Attachment: Download Zipped file for this project.

Howto : Use USB Drive as a Hardware key for computer

Windows has an inbuilt system utility called SysKey that can help you use a normal pen drive as an access device instead of a regular text based password. To do this

  • First step is to assign A: as your removable disk drive. This is because the utility was designed to work with floppy drives.

change-drive-letter

  • To do this hit [Window] key and type “disk management” and press enter. Right click the relevant drive name of USB and change drive letter.
  • Now hit the [Window] key again and type Syskey and press Enter.

syskey-store-usb

  • Click update –> Store key on Floppy Disk. Click OK

After this a file called Startkey.key will be created on your pendrive and your PC won’t boot into your desktop unless the pen-drive is plugged into your system.

To revert back , just follow above procedure again and set STORE STARTUP KEY LOCALLY.

How to block access of USB

USB access is something that can affect your computer in a variety of ways. Whether you’re protecting your computer against viruses or malware, or you don’t want anybody to have the ability to copy files onto a USB memory stick, you will need to restrict the access to the USB ports on your system.
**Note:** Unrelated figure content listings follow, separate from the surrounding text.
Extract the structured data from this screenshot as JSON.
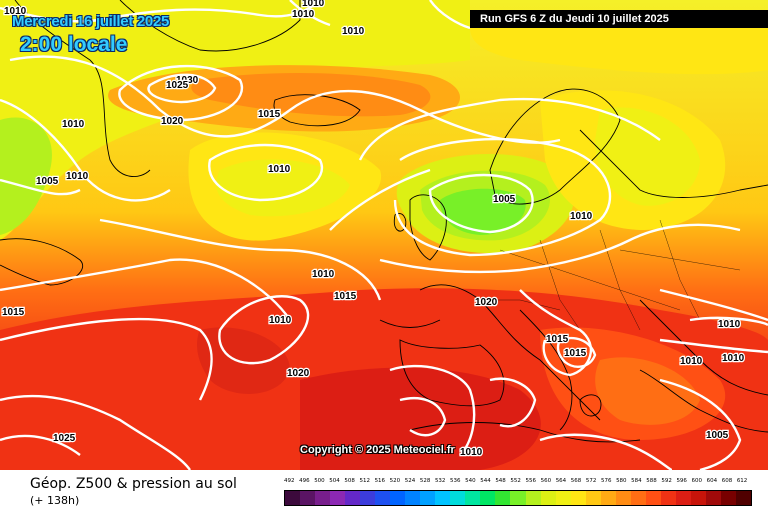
{
  "header": {
    "date": "Mercredi 16 juillet 2025",
    "time": "2:00 locale",
    "run": "Run GFS 6 Z du Jeudi 10 juillet 2025"
  },
  "copyright": "Copyright © 2025 Meteociel.fr",
  "footer": {
    "title": "Géop. Z500 & pression au sol",
    "subtitle": "(+ 138h)"
  },
  "isobar_labels": [
    "1010",
    "1010",
    "1010",
    "1030",
    "1025",
    "1010",
    "1020",
    "1015",
    "1005",
    "1010",
    "1010",
    "1005",
    "1010",
    "1010",
    "1015",
    "1020",
    "1015",
    "1010",
    "1010",
    "1015",
    "1015",
    "1010",
    "1020",
    "1025",
    "1010",
    "1010",
    "1010",
    "1005"
  ],
  "scale": {
    "labels": [
      "492",
      "496",
      "500",
      "504",
      "508",
      "512",
      "516",
      "520",
      "524",
      "528",
      "532",
      "536",
      "540",
      "544",
      "548",
      "552",
      "556",
      "560",
      "564",
      "568",
      "572",
      "576",
      "580",
      "584",
      "588",
      "592",
      "596",
      "600",
      "604",
      "608",
      "612"
    ],
    "colors": [
      "#3c0a3c",
      "#5a1464",
      "#781e8c",
      "#8c28b4",
      "#6428c8",
      "#3c3cdc",
      "#1e50f0",
      "#0064ff",
      "#0082ff",
      "#00a0ff",
      "#00c3ff",
      "#00dcdc",
      "#00e6a0",
      "#00e664",
      "#32e632",
      "#78f028",
      "#b4f01e",
      "#dcf014",
      "#f0f014",
      "#ffe614",
      "#ffc814",
      "#ffaa14",
      "#ff8c14",
      "#ff6e14",
      "#ff5014",
      "#f03214",
      "#dc1e14",
      "#c8140a",
      "#a00a0a",
      "#780000",
      "#500000"
    ]
  }
}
Setting this up will give your computer the security it needs and keep your data safe.

  • Click “Start” and select “Run.”
  • Type “regedit” into the box and press “Enter.”
  • Look for “HKEY_LOCAL_MACHINE\SYSTEM\CurrentControlSet\Services\UsbStor.”
usb-block
  • Select the “USBSTOR” entry.
  • Right-click on the “Start” file on the right and select “Modify.” Change the value to “4” to deny access to the USB ports.
  • To enable it , just turn back value  to “3”.

You can speedup the process by creating desktop shortcut of this procedure. Learn from here: Create shortcut to modify registry files

Note: You need administrator privileges for this.

How to Encrypt Your Pen Drive

Encrytion on Various Platforms

Encrytion on Windows

There are a variety of Windows-based tools for creating an encrypted volume on a USB stick, but our favorite is the free, open-source FreeOTFE. FreeOTFE uses on-the-fly encryption, which means that data is automatically encrypted and decrypted without you needing to do anything other than enter a password or possess the right keyfile.

To get started, download and install FreeOTFE. Then open the application and select your USB cick on the “New” icon. FreeOTFE will then walk you through the process of setting up your encrypted volume and help you choose an encryption algorithm or set other options.

Once FreeOTFE finishes, your USB stick will contain an encrypted volume where you can store sensative data to keep it safe from prying eyes.

True Crypt

An alternative system is TrueCrypt, although unlike FreeOTFE, this requires you to have administrator rights to even start it on any computer you wish to use your encrypted thumb drive on.

Encryption on Mac OS X

Mac OS X actually has a nice built-in encryption tool you can use right out of the box.

To get started, just plug in your USB stick and open up Disk Utility (you’ll find it in the Utilities folder inside your Applications folder).

In Disk Utility head to File >> New >> Blank Disk Image. Select your USB stick as the destination and choose one of the encryption options. You can also set the size of the volume, number of partitions and the format.

Once that’s done click create and enter a good password .

Alternativly, there is a Mac version of TrueCrypt which may be used.

Cross-Platform Encryption

For accessing data across MS Windows and Windows Mobile PDAs, the previously mentioned FreeOTFEserves as a solid open-source cross-platform option.

For use with Windows, Linux and Mac OS X machines, TrueCrypt can also be used.